Yesterday was dark and stormy with four more inches of snow.  Today is sunny and clear but after sunset the temperature will plummet to zero again.  A Dark and Stormy seemed like the perfect drink a cold, but sunny day.   Dark rum, ginger beer and lime juice to carry me away to the tropics if only for the afternoon. 

"After all tomorrow is another day"..... Vivian Leigh.  Gone With the Wind

Monday, March 2, 2015

Winter Wine

Wine gives a man nothing... it only puts in motion what had been locked up in frost.
Samuel Johnson

Calamari and bay scallops, spring onions and zucchini as a fritto misto. Good food - better wine.

2009 Kinkead Ridge, Ohio River Valley Viognier Rousanne.   14.2% alcohol and $16

Sunday, March 1, 2015

Cullen Diana Madeline

Our wine for Open That Bottle Night (OTBN) this year was from the Margaret River area of western Australia.  The wine was a 2003 Cullen Wines, Diana Madeline - a blend of 72% cabernet sauvignon, 20% merlot, 4% petit verdot and 4% malbec.  It has been resting in the cellar for a number of years and yesterday was its time to shine.

The wine got four hours in a decanter before dinner, though there was a small sample taste when decanting.  That sample taste was very closed and offered little in the way of aroma and only basic fruit and tannin in the taste.  The four hours in the decanter totally transformed the wine.

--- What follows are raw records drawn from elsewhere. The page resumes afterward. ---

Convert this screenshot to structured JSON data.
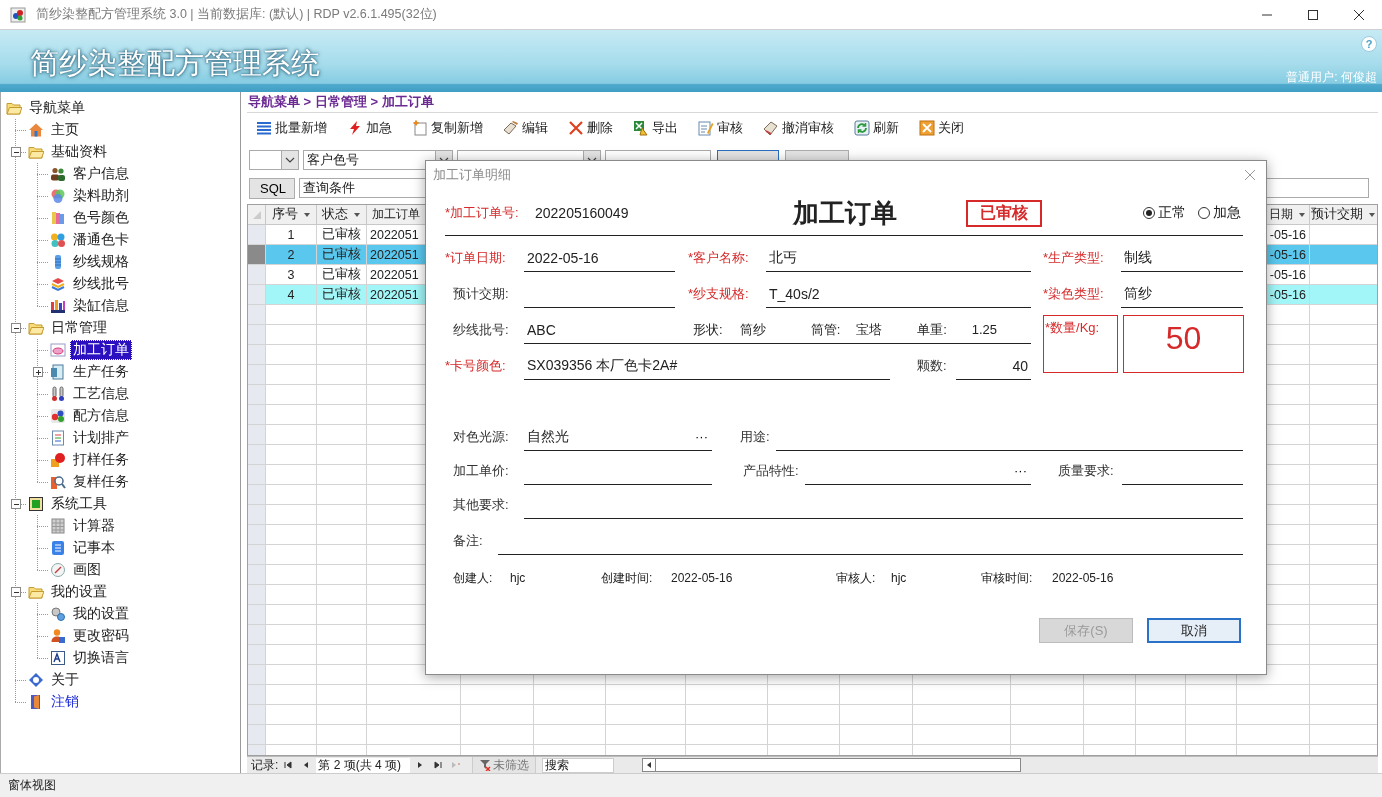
{
  "window": {
    "title": "简纱染整配方管理系统 3.0 | 当前数据库: (默认) | RDP v2.6.1.495(32位)"
  },
  "banner": {
    "title": "简纱染整配方管理系统",
    "help": "?",
    "user": "普通用户: 何俊超"
  },
  "nav": {
    "items": [
      {
        "label": "导航菜单",
        "kind": "folder",
        "selected": false,
        "children": [
          {
            "label": "主页",
            "kind": "home",
            "selected": false
          },
          {
            "label": "基础资料",
            "kind": "folder",
            "selected": false,
            "expanded": true,
            "children": [
              {
                "label": "客户信息",
                "kind": "customers",
                "selected": false
              },
              {
                "label": "染料助剂",
                "kind": "dyes",
                "selected": false
              },
              {
                "label": "色号颜色",
                "kind": "swatch",
                "selected": false
              },
              {
                "label": "潘通色卡",
                "kind": "pantone",
                "selected": false
              },
              {
                "label": "纱线规格",
                "kind": "yarn-spec",
                "selected": false
              },
              {
                "label": "纱线批号",
                "kind": "yarn-batch",
                "selected": false
              },
              {
                "label": "染缸信息",
                "kind": "vat",
                "selected": false
              }
            ]
          },
          {
            "label": "日常管理",
            "kind": "folder",
            "selected": false,
            "expanded": true,
            "children": [
              {
                "label": "加工订单",
                "kind": "order",
                "selected": true
              },
              {
                "label": "生产任务",
                "kind": "task",
                "selected": false,
                "expanded": false
              },
              {
                "label": "工艺信息",
                "kind": "process",
                "selected": false
              },
              {
                "label": "配方信息",
                "kind": "formula",
                "selected": false
              },
              {
                "label": "计划排产",
                "kind": "plan",
                "selected": false
              },
              {
                "label": "打样任务",
                "kind": "sample",
                "selected": false
              },
              {
                "label": "复样任务",
                "kind": "resample",
                "selected": false
              }
            ]
          },
          {
            "label": "系统工具",
            "kind": "tools",
            "selected": false,
            "expanded": true,
            "children": [
              {
                "label": "计算器",
                "kind": "calculator",
                "selected": false
              },
              {
                "label": "记事本",
                "kind": "notepad",
                "selected": false
              },
              {
                "label": "画图",
                "kind": "paint",
                "selected": false
              }
            ]
          },
          {
            "label": "我的设置",
            "kind": "folder",
            "selected": false,
            "expanded": true,
            "children": [
              {
                "label": "我的设置",
                "kind": "settings",
                "selected": false
              },
              {
                "label": "更改密码",
                "kind": "password",
                "selected": false
              },
              {
                "label": "切换语言",
                "kind": "language",
                "selected": false
              }
            ]
          },
          {
            "label": "关于",
            "kind": "about",
            "selected": false
          },
          {
            "label": "注销",
            "kind": "logout",
            "selected": false
          }
        ]
      }
    ]
  },
  "breadcrumb": "导航菜单 > 日常管理 > 加工订单",
  "toolbar": [
    {
      "label": "批量新增",
      "kind": "batch"
    },
    {
      "label": "加急",
      "kind": "urgent"
    },
    {
      "label": "复制新增",
      "kind": "copy"
    },
    {
      "label": "编辑",
      "kind": "edit"
    },
    {
      "label": "删除",
      "kind": "delete"
    },
    {
      "label": "导出",
      "kind": "export"
    },
    {
      "label": "审核",
      "kind": "audit"
    },
    {
      "label": "撤消审核",
      "kind": "unaudit"
    },
    {
      "label": "刷新",
      "kind": "refresh"
    },
    {
      "label": "关闭",
      "kind": "close"
    }
  ],
  "filter": {
    "field": "客户色号"
  },
  "sql": {
    "button": "SQL",
    "field": "查询条件"
  },
  "grid": {
    "columns": [
      {
        "label": "序号"
      },
      {
        "label": "状态"
      },
      {
        "label": "加工订单"
      },
      {
        "label": "日期"
      },
      {
        "label": "预计交期"
      }
    ],
    "rows": [
      {
        "selected": false,
        "highlighted": false,
        "cells": [
          "1",
          "已审核",
          "2022051",
          "-05-16"
        ]
      },
      {
        "selected": true,
        "highlighted": false,
        "cells": [
          "2",
          "已审核",
          "2022051",
          "-05-16"
        ]
      },
      {
        "selected": false,
        "highlighted": false,
        "cells": [
          "3",
          "已审核",
          "2022051",
          "-05-16"
        ]
      },
      {
        "selected": false,
        "highlighted": true,
        "cells": [
          "4",
          "已审核",
          "2022051",
          "-05-16"
        ]
      }
    ]
  },
  "record_nav": {
    "label": "记录:",
    "position": "第 2 项(共 4 项)",
    "filter": "未筛选",
    "search": {
      "placeholder": "搜索"
    }
  },
  "dialog": {
    "title": "加工订单明细",
    "heading": "加工订单",
    "status": "已审核",
    "order_no": {
      "label": "*加工订单号:",
      "required": true,
      "value": "202205160049"
    },
    "priority": [
      {
        "label": "正常",
        "selected": true
      },
      {
        "label": "加急",
        "selected": false
      }
    ],
    "rows": [
      [
        {
          "kind": "text",
          "label": "*订单日期:",
          "required": true,
          "value": "2022-05-16"
        },
        {
          "kind": "text",
          "label": "*客户名称:",
          "required": true,
          "value": "北丐"
        },
        {
          "kind": "text",
          "label": "*生产类型:",
          "required": true,
          "value": "制线"
        }
      ],
      [
        {
          "kind": "text",
          "label": "预计交期:",
          "required": false
        },
        {
          "kind": "text",
          "label": "*纱支规格:",
          "required": true,
          "value": "T_40s/2"
        },
        {
          "kind": "text",
          "label": "*染色类型:",
          "required": true,
          "value": "筒纱"
        }
      ],
      [
        {
          "kind": "text",
          "label": "纱线批号:",
          "required": false,
          "value": "ABC",
          "parts": [
            {
              "label": "形状:",
              "value": "筒纱"
            },
            {
              "label": "筒管:",
              "value": "宝塔"
            },
            {
              "label": "单重:",
              "value": "1.25"
            }
          ]
        }
      ],
      [
        {
          "kind": "text",
          "label": "*卡号颜色:",
          "required": true,
          "value": "SX039356  本厂色卡2A#"
        },
        {
          "kind": "number",
          "label": "颗数:",
          "required": false,
          "value": "40"
        }
      ],
      [
        {
          "kind": "text",
          "label": "对色光源:",
          "required": false,
          "value": "自然光",
          "button": "···"
        },
        {
          "kind": "text",
          "label": "用途:",
          "required": false
        }
      ],
      [
        {
          "kind": "text",
          "label": "加工单价:",
          "required": false
        },
        {
          "kind": "text",
          "label": "产品特性:",
          "required": false,
          "button": "···"
        },
        {
          "kind": "text",
          "label": "质量要求:",
          "required": false
        }
      ],
      [
        {
          "kind": "text",
          "label": "其他要求:",
          "required": false
        }
      ],
      [
        {
          "kind": "text",
          "label": "备注:",
          "required": false
        }
      ]
    ],
    "quantity": {
      "label": "*数量/Kg:",
      "required": true,
      "value": "50"
    },
    "meta": [
      {
        "label": "创建人:",
        "value": "hjc"
      },
      {
        "label": "创建时间:",
        "value": "2022-05-16"
      },
      {
        "label": "审核人:",
        "value": "hjc"
      },
      {
        "label": "审核时间:",
        "value": "2022-05-16"
      }
    ],
    "buttons": [
      {
        "label": "保存(S)",
        "disabled": true
      },
      {
        "label": "取消",
        "disabled": false
      }
    ]
  },
  "status_bar": "窗体视图"
}
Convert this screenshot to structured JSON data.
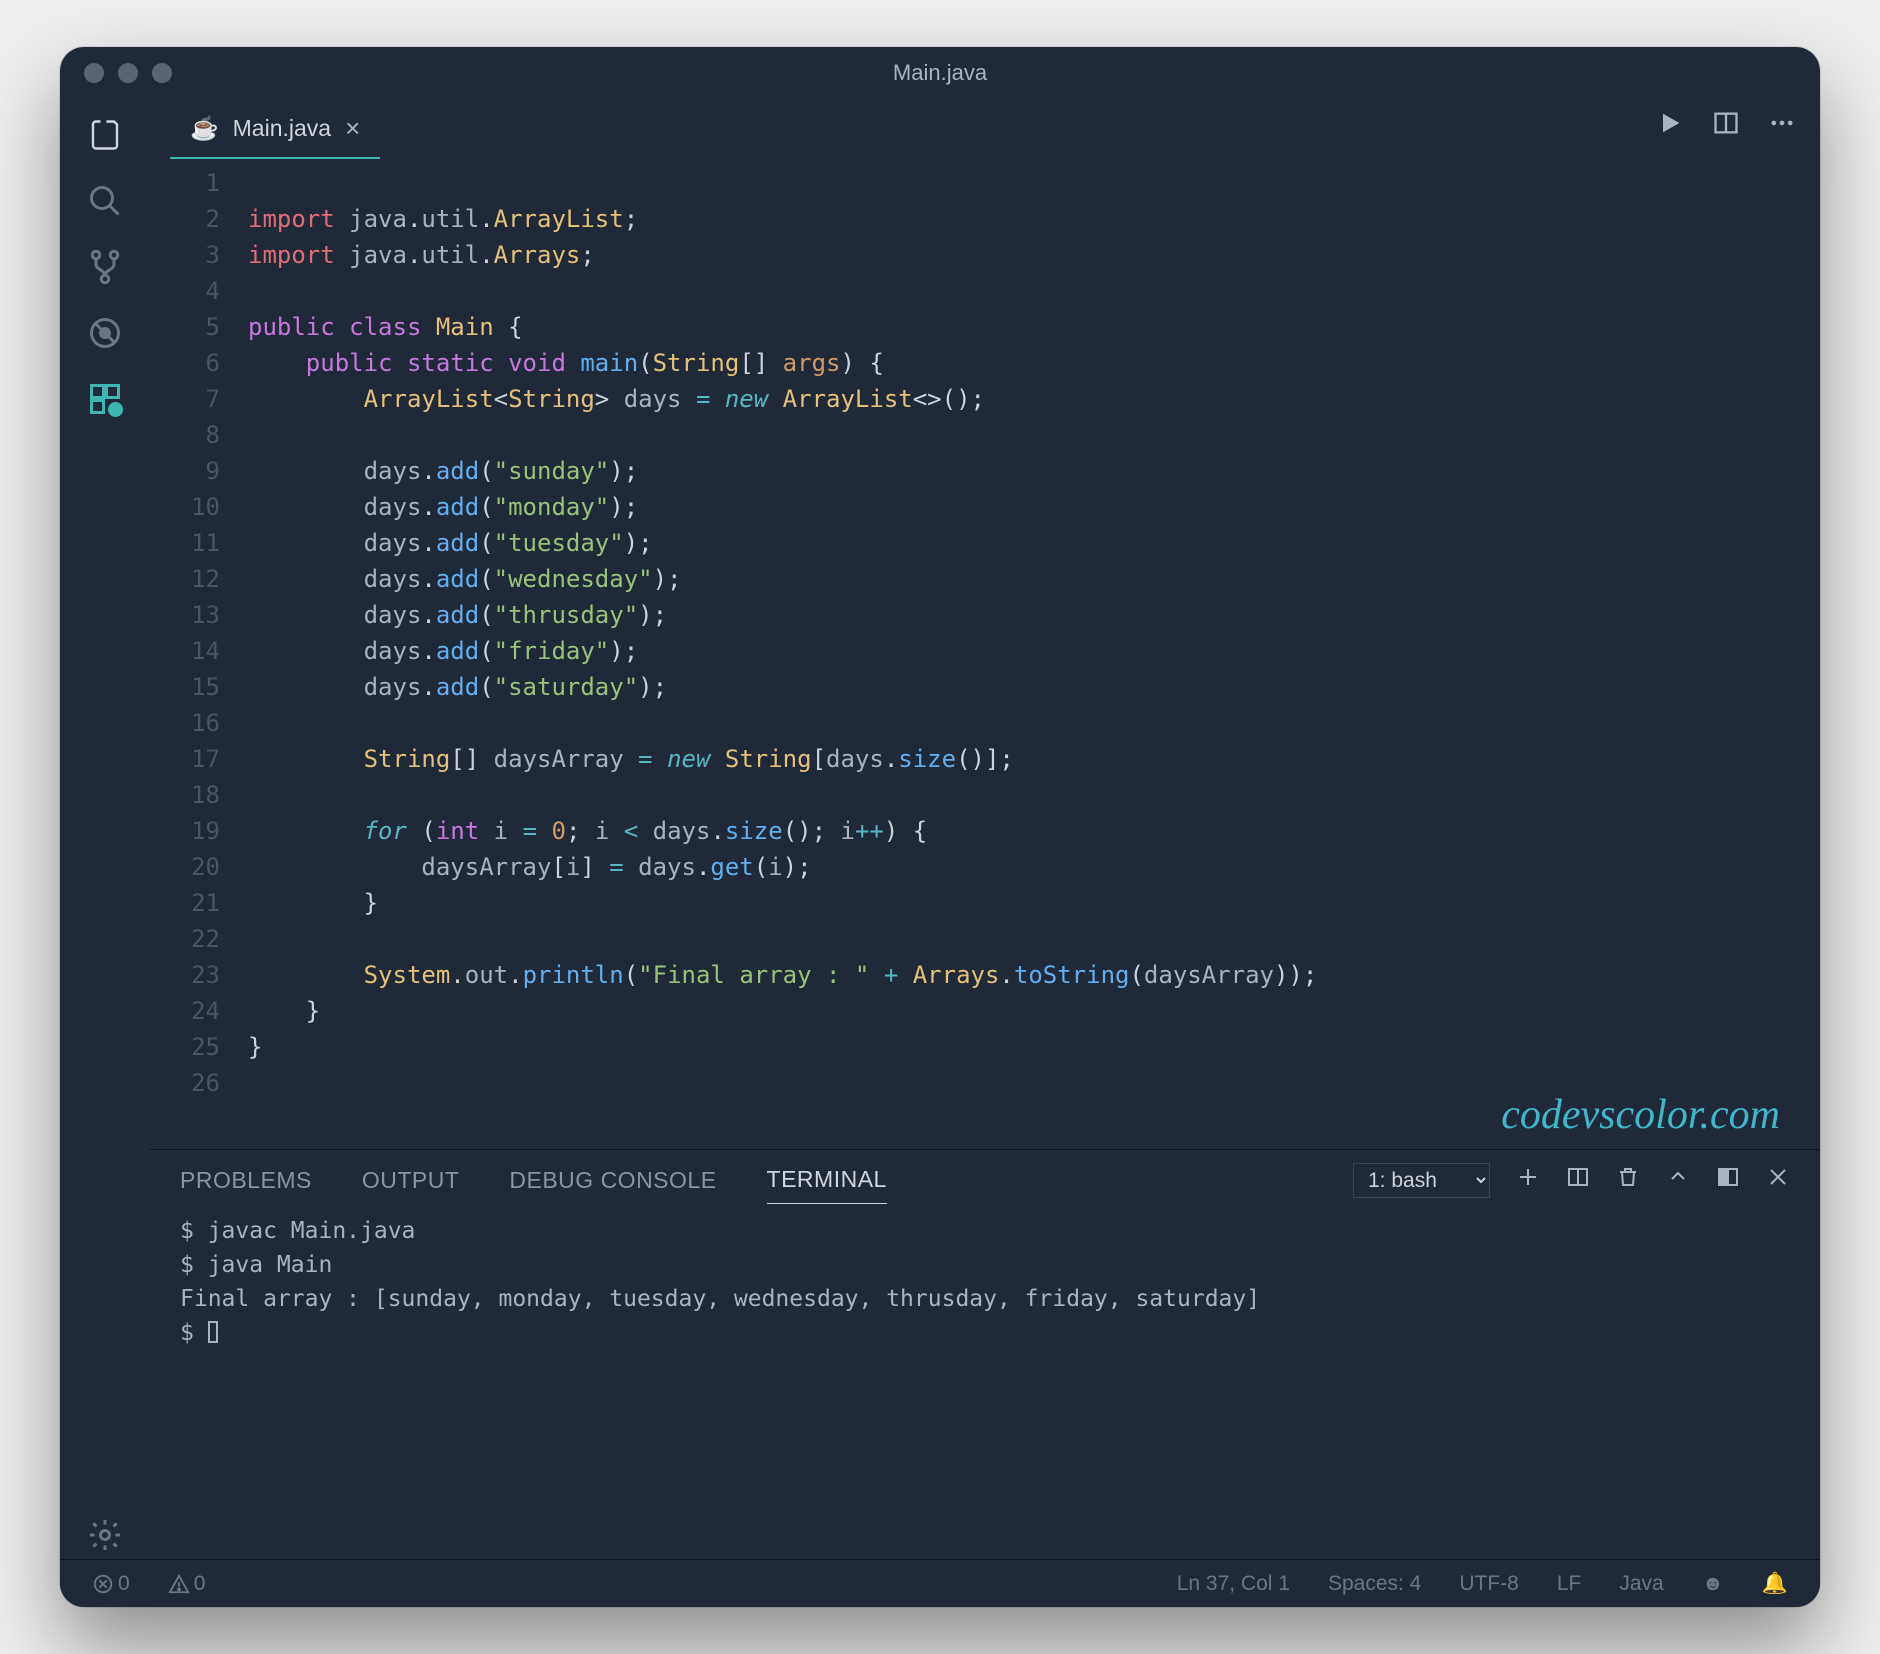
{
  "window": {
    "title": "Main.java"
  },
  "tab": {
    "filename": "Main.java"
  },
  "lineNumbers": [
    "1",
    "2",
    "3",
    "4",
    "5",
    "6",
    "7",
    "8",
    "9",
    "10",
    "11",
    "12",
    "13",
    "14",
    "15",
    "16",
    "17",
    "18",
    "19",
    "20",
    "21",
    "22",
    "23",
    "24",
    "25",
    "26"
  ],
  "code": {
    "imports": [
      "java.util.ArrayList",
      "java.util.Arrays"
    ],
    "className": "Main",
    "method": "main",
    "paramType": "String[]",
    "paramName": "args",
    "listVar": "days",
    "listType": "ArrayList<String>",
    "addCalls": [
      "sunday",
      "monday",
      "tuesday",
      "wednesday",
      "thrusday",
      "friday",
      "saturday"
    ],
    "arrayVar": "daysArray",
    "arrayType": "String",
    "printLabel": "Final array : "
  },
  "panel": {
    "tabs": [
      "PROBLEMS",
      "OUTPUT",
      "DEBUG CONSOLE",
      "TERMINAL"
    ],
    "activeTab": "TERMINAL",
    "terminalSelect": "1: bash",
    "lines": [
      "$ javac Main.java",
      "$ java Main",
      "Final array : [sunday, monday, tuesday, wednesday, thrusday, friday, saturday]",
      "$ "
    ]
  },
  "status": {
    "errors": "0",
    "warnings": "0",
    "cursor": "Ln 37, Col 1",
    "spaces": "Spaces: 4",
    "encoding": "UTF-8",
    "eol": "LF",
    "lang": "Java"
  },
  "watermark": "codevscolor.com"
}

When the lamb chops (pictured below) and pasta, filled with pureed asparagus and Gruyere cheese, was ready so was the wine.  There were strong and beautiful aromas of freshly crushed red cherries and darker berries.  There was a not too dry aroma of clean earth as well.  The wine was fully colored and dark in the glass.  The taste was a total balance between red cherries, a few berries and a much darker flavor of cassis.  There were ample tannins, but they were certainly not harsh.  They gave a great structure to the wine and left a sensation of graphite on the finish.  This wine was excellent from the tip of the tongue to the back of the throat.  Despite the luscious fruit this wine stayed more to the savory side of life and with the lamb it was near perfect. 
2003 Cullen Wines, Diana Madeline.  13.5% alcohol and an internet searched replacement price of $130.